Bin überhaupt mal gespannt, ob ich diese Runde Blut brauche. Irgendwie ist mir das nicht ganz geheuer mit dem Blut. Ihr haltet mich vielleicht für einen Pienzer (Übersetzungen: Weichei, Weichspüler, Mamakindle, Hosenscheißerle...etc.), aber rotes dickflüssige Zeug, das nicht meins ist, verursacht bei mir ziemlich schräge Visualisierungen. Is ja nicht immer der gleiche Typ, der mir das Blut spendet. Hab also schon von zwei Kreaturen (Mensch oder Tier?) Blutkonserven in mir rumschwimmen. Wenn ihr jetzt mal bei euch den Button für eure kreative Vorstellungskraft drückt, dann könnt ihr euch da ganz schöne verrückte Dinge zusammenspinnen. Was macht das mit einem: so viel unterschiedliches blubberndes Blut? Vielleicht hat sich die eine Blutkonserve von der anderen gerade scheiden lassen und brüllen sich von der einen Hauptschlagader zu anderen Hauptschlagader wüste Beschimpfungen an den Tropf, streiten über Betreuungszeiten und Unterhaltszahlungen. Vielleicht ist es aber auch das Blut von einem Versicherungsvertreter und einer Rheinpfalz-Abo-Verkäuferin, die es gar nicht so gern sehen, dass ich ihre Berufsstände so in die Pfanne haue, sich aus kompletter Langeweile jetzt gegen mich verbünden und ein Attentat auf meine Helferzellen planen. Ach du meine Güte, wenn mir womöglich der Neffe von Prof. Ho (Der kleine Hi) seine Thrombos gespendet hat, dann kann ich gleich einpacken. Schlimmstes Horrorszenario: Schnuribold krebsfrei, aber leidet gleichzeitig unter Touret und einem seltsamen asiatischen Sprachfehler: Liebel Hell Schulleiter, – Ha...ha...ckfle...e...e..sse!!! – ich will nach Aflika velsetzt welden – O...O...O...chsenschwanz..l...l...l...utschel!! Mein Ex-Schulleiter hätte mich dann wahrscheinlich sofort nach Kallsluhe anstatt nach Aflika versetzt.

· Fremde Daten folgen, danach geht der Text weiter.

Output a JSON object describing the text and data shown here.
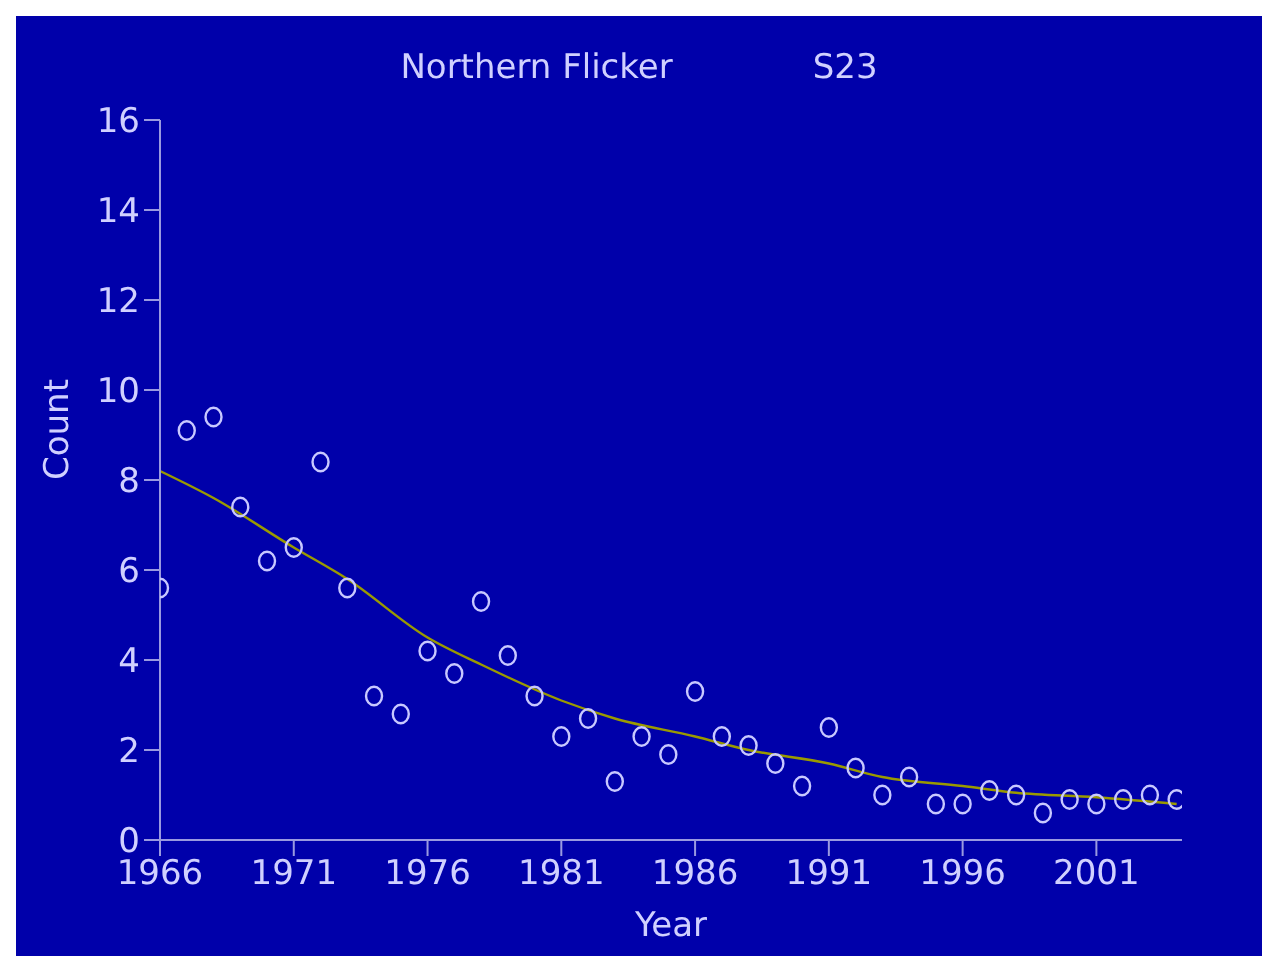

Die Erlebnisse der letzten zwei Tage zwischen A 65, A 61, A 6 und A 656 haben mich so erschöpft, dass ich natürlich nicht mehr viel von der realen Welt mitbekommen wollte. Meine Traumwelt war angesagt. Eine Welt ohne 47/11 und 09/11. Eine Welt, in der Frauen und Männer sich verstehen, obwohl es noch Schuhläden und Fußball-Bundesliga gibt. Eine Welt ohne Harndrang und Mundgeruch, aber mit Riesling und Knoblauch. Eine Welt, in der Westerwelle lebenslang für seinen Stuss in den Big-Brother-Container eingesperrt wird, und man Alice Schwarzer nicht mehr als Fürsprecherin für etwas braucht. Eine Welt, in der Wasser trinken kann, wer Wasser trinken möchte, immer und überall. Aber eine Welt ohne Coca-Cola und Big Mac. Eine Welt mit viel Liebe und Leidenschaft und ohne Krebs und Aids. Eine Welt, in der jeder zuerst an das Glück des anderen denkt, bevor er seinem eigenen Glück hinterherjagt. Eine Welt, in der man nicht mehr glücklich sein muss, weil man zufrieden ist.
Wenn ich mich in diese Welt hineinträume, wünsche ich mir manchmal nicht mehr aufzuwachen, weil ich die allzu bittere Realität trotz der vielen schönen Dinge kaum mehr ertragen kann. Aber keine Panik – nur manchmal ist das so!